É evidente que o Conselho de Estado se entrega à pesquisa da vontade do legislador quando o texto é obscuro ou em caso de contradição aparente entre certas disposições. Nenhuma referência parece, portanto, necessária. O mesmo sucede com a Côrte de Cassação, apesar de sua predileção pela aplicação literal das leis fiscais. Quando esta se torna impossível, por causa da obscuridade do texto, a Côrte não hesita em recorrer à interpretação. Esta última se impõe igualmente quando se trata de disposições contraditórias (Cass., 31 juillet 1854, D. 54.1.312; 23 juin 1869, D. 69.1.297; 6 mars 1929, J. E. 35.092; 16 juin 1933, S. 1934, 1.241). Essa jurisprudência é geralmente aprovada pela doutrina tradicional, impondo-se, em tais circunstâncias, a interpretação dita extensiva (P. ESMEIN, note au Sirey 1934, 1.241; PAULETTE PARCELLIER, thèse citée; PILOU, “Principes et techniques des droits d’enregistrement”, 1929, t. I, pág. 24, nº 43; Rapport sous Cass. req. 5 mars 1930, R. E. 9.309; WAHL, “Traité de Droit Fiscal”, pág. 76, nº 67).

Em seu conjunto, as doutrinas, tradicional e moderna, e as jurisprudências, administrativa ou judiciária, se encontram, portanto, de acôrdo nessa segunda hipótese, como na precedente.

Interpretação por analogia

3º A terceira situação a que aludimos, mais complexa, vem pôr fim a êsse acôrdo. Consideramos agora a hipótese de um texto, claro e preciso, sujeitando ao impôsto certos bens, certos rendimentos ou fatos de produção, circulação, consumo, etc… nitidamente determinados. A administração e, em seguida, o juiz poderão sujeitar ao impôsto bens, rendimentos ou fatos, não tributados pelo legislador, simplesmente porque apresentam analogia incontestável, no plano jurídico ou econômico, com os bens, rendimentos ou fatos sujeitos ao impôsto?

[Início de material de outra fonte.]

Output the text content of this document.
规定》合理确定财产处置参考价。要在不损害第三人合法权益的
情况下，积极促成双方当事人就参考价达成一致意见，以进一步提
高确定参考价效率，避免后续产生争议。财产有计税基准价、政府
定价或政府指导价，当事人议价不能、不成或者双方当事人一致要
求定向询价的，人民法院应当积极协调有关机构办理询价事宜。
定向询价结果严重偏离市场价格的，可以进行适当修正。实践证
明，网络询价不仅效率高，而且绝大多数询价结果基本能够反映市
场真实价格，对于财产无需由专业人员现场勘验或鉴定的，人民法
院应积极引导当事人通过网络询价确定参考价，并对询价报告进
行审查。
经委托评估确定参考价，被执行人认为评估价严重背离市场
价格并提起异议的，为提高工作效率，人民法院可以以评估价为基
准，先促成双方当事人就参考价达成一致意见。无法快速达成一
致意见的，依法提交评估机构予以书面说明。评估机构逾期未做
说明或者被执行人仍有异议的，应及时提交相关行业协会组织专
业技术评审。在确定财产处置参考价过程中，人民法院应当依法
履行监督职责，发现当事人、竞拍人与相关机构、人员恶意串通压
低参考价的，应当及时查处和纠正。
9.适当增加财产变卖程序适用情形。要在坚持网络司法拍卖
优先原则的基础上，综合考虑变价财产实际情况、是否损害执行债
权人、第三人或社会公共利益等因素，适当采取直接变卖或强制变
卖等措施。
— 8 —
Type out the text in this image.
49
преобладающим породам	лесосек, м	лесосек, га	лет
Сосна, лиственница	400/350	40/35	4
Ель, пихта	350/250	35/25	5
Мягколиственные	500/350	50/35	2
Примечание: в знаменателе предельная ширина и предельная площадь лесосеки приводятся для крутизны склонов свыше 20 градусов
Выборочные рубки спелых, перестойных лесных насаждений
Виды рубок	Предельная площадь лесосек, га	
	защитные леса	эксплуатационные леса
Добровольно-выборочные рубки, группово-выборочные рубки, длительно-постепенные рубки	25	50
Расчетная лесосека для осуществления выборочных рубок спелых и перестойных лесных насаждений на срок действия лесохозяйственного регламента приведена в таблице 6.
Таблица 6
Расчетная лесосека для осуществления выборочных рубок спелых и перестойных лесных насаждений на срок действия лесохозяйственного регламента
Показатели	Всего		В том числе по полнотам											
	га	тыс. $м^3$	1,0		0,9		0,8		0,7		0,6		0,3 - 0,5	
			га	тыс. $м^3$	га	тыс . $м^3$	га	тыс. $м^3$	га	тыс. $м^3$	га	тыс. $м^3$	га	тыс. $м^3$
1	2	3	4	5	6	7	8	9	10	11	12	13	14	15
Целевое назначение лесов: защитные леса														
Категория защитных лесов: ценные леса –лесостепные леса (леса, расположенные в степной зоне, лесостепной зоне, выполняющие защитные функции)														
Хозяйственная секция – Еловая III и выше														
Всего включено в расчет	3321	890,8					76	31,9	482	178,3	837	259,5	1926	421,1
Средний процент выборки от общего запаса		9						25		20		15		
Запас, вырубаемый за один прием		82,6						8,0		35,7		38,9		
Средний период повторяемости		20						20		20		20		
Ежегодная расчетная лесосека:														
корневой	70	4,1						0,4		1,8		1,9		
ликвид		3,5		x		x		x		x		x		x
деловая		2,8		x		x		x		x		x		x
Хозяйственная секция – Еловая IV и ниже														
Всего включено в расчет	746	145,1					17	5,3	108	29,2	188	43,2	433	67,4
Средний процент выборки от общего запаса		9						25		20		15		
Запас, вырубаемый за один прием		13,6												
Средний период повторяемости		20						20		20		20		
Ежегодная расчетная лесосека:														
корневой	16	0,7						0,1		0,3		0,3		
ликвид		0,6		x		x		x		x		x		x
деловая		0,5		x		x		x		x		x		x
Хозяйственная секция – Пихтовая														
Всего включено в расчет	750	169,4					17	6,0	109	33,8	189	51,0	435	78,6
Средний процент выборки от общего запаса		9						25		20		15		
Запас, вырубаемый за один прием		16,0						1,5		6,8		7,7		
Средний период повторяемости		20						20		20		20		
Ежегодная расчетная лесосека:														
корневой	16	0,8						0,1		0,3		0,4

Os partidários da doutrina tradicional e os publicistas dão a essa questão respostas diametralmente opostas. Os primeiros rejeitam formalmente o que alguns autores qualificam, sem razão, de “interpretação por analogia”, porque se trata, antes, de uma “extensão por analogia” da lei fiscal do que de uma verdadeira interpretação2 (P. ESMEIN, note au Sirey, 1934, 1.241; GÉNY, opus cit.; PAULETTE PARCELLIER, opus cit.; PILON, “Principes et technique”, pág. 23, ns. 42, 43 et la note au D. P. 27-1-17). O Prof. TROTABAS e os procuradores do govêrno aceitam perante o Conselho de Estado, pelo menos na maioria dos casos, uma tal “interpretação”, se a necessidade se fizer sentir.

Essa divergência fundamental se traduz na jurisprudência, a menos que esta não a deixe transparecer.

O Conselho de Estado aceita a extensão por analogia da lei fiscal; a Côrte de Cassação a repele, quando as administrações financeiras convidam-na, no interêsse do Tesouro, a praticá-la.

Queremos demonstrar que o Conselho de Estado e a Côrte se opõem, daquele modo permanecendo fiéis – ou, mais exatamente mesmo, porque permanecem fiéis – ao que deve ser a regra suprema do intérprete: a submissão à vontade claramente estabelecida do legislador.

O Conselho de Estado conhece essencialmente, é bom lembrar, do contencioso dos impostos diretos, da taxa sôbre a produção e da taxa sôbre as transações.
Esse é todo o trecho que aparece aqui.